Close to 80,000 people will make their way through the Forest Hills Tennis Stadium in 2014, and some of the organizers behind the crowds will face residents head-on to make sure everyone is on the same page when it comes to addressing the influx of people.
The Forest Hills Tennis Stadium, owned by the West Side Tennis Club, recently rolled out a star-studded list of summer events, including the Grammy Award-winning Zac Brown Band on June 21, sparking a number of concerns over foot traffic and overcrowding that ultimately led event organizers to plan a meeting with the community.
West Side Tennis Club Roland Meier said he paid a visit to Community Board 6 earlier this month to send out some feelers and make sure the community knew he was making an effort to keep communication open. He plugged a special neighborhood meeting scheduled for April 28 at Our Lady of Mercy Church, 70-1 Kessel St. in Forest Hills.

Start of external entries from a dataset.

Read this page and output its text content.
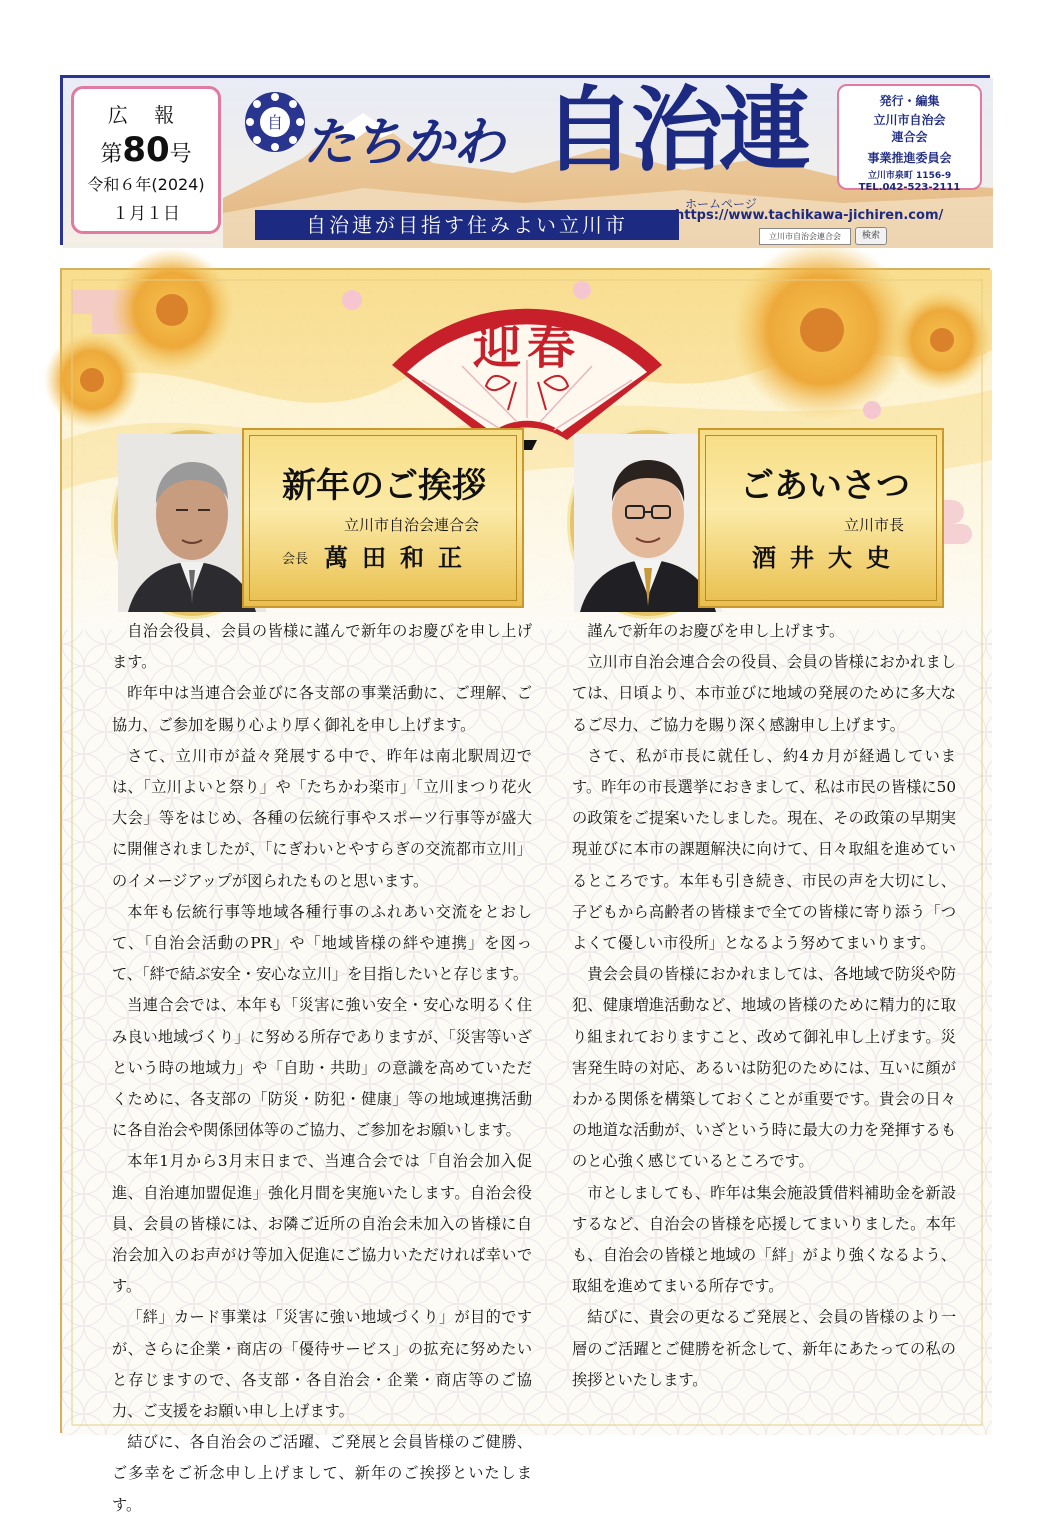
広 報
第80号
令和６年(2024)
１月１日
自 たちかわ 自治連
自治連が目指す住みよい立川市
ホームページ
https://www.tachikawa-jichiren.com/
立川市自治会連合会	検索
発行・編集
立川市自治会
連合会
事業推進委員会
立川市泉町 1156-9
TEL.042-523-2111
迎春
新年のご挨拶
立川市自治会連合会
会長 萬田和正
ごあいさつ
立川市長
酒井大史

自治会役員、会員の皆様に謹んで新年のお慶びを申し上げます。

昨年中は当連合会並びに各支部の事業活動に、ご理解、ご協力、ご参加を賜り心より厚く御礼を申し上げます。

さて、立川市が益々発展する中で、昨年は南北駅周辺では、「立川よいと祭り」や「たちかわ楽市」「立川まつり花火大会」等をはじめ、各種の伝統行事やスポーツ行事等が盛大に開催されましたが、「にぎわいとやすらぎの交流都市立川」のイメージアップが図られたものと思います。

本年も伝統行事等地域各種行事のふれあい交流をとおして、「自治会活動のPR」や「地域皆様の絆や連携」を図って、「絆で結ぶ安全・安心な立川」を目指したいと存じます。

当連合会では、本年も「災害に強い安全・安心な明るく住み良い地域づくり」に努める所存でありますが、「災害等いざという時の地域力」や「自助・共助」の意識を高めていただくために、各支部の「防災・防犯・健康」等の地域連携活動に各自治会や関係団体等のご協力、ご参加をお願いします。

本年1月から3月末日まで、当連合会では「自治会加入促進、自治連加盟促進」強化月間を実施いたします。自治会役員、会員の皆様には、お隣ご近所の自治会未加入の皆様に自治会加入のお声がけ等加入促進にご協力いただければ幸いです。

「絆」カード事業は「災害に強い地域づくり」が目的ですが、さらに企業・商店の「優待サービス」の拡充に努めたいと存じますので、各支部・各自治会・企業・商店等のご協力、ご支援をお願い申し上げます。

結びに、各自治会のご活躍、ご発展と会員皆様のご健勝、ご多幸をご祈念申し上げまして、新年のご挨拶といたします。

謹んで新年のお慶びを申し上げます。

立川市自治会連合会の役員、会員の皆様におかれましては、日頃より、本市並びに地域の発展のために多大なるご尽力、ご協力を賜り深く感謝申し上げます。

さて、私が市長に就任し、約4カ月が経過しています。昨年の市長選挙におきまして、私は市民の皆様に50の政策をご提案いたしました。現在、その政策の早期実現並びに本市の課題解決に向けて、日々取組を進めているところです。本年も引き続き、市民の声を大切にし、子どもから高齢者の皆様まで全ての皆様に寄り添う「つよくて優しい市役所」となるよう努めてまいります。

貴会会員の皆様におかれましては、各地域で防災や防犯、健康増進活動など、地域の皆様のために精力的に取り組まれておりますこと、改めて御礼申し上げます。災害発生時の対応、あるいは防犯のためには、互いに顔がわかる関係を構築しておくことが重要です。貴会の日々の地道な活動が、いざという時に最大の力を発揮するものと心強く感じているところです。

市としましても、昨年は集会施設賃借料補助金を新設するなど、自治会の皆様を応援してまいりました。本年も、自治会の皆様と地域の「絆」がより強くなるよう、取組を進めてまいる所存です。

結びに、貴会の更なるご発展と、会員の皆様のより一層のご活躍とご健勝を祈念して、新年にあたっての私の挨拶といたします。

The Forest Hills attraction, he said, could help spur some economic benefits to the surrounding shops and destinations. A total of 12 events have been confirmed so far with dates scheduled over the next two years, he said.
“I look forward to meeting and sharing more about how this summer’s event will be handled,” Meier said.
Some of the Forest Hills residents who live near the stadium have argued that all the incoming foot traffic brought a negative impact for homeowners in the area, including parking trouble. While he acknowledged there were some concerns about the upcoming concerts, the organizer said there were still plenty of benefits to the summer of music at the 17,000-seat concert venue.
The stadium has long hosted high-profile events since it opened in 1923, including the U.S. Open and such musical performances as the Beatles, Jimi Hendrix and the Rolling Stones.
Mumford & Sons helped kick off the venue’s reopening with its first show in 15 years last August in front of a sold-out audience. There were reportedly not enough seats at the stadium for everyone who bought a ticket, which the West Side Tennis Club acknowledged as a minor shortcoming as the stadium evolved.
“As many of you know, this was the first show in many years at the stadium, and we collectively experienced the growing pains that come with reopening a new venue,” the group wrote in a letter the day after the concert last year. “We hope you enjoyed the show, but we will gladly offer full refunds to those of you who did not have an optimal experience at the stadium.”
Looking ahead, Meier said organizers would be selling fewer tickets, capping out at 12,500 instead of the original 17,000.
The attraction was slated to undergo its second phase of a multimillion-dollar renovation scheme this year, which includes new seating, wider aisles and more handrails. Michael Perlman of the Rego-Forest Preservation Council was one of the many behind the revival of the Forest Hills stadium, which was almost sold to a major condo developer in 2010.
He recalled a successful community campaign calling for the restoration of the stadium to bring more culture to Queens. Concert organizers pumped nearly $1.5 million into its restoration before making way for Mumford & Sons took the stage.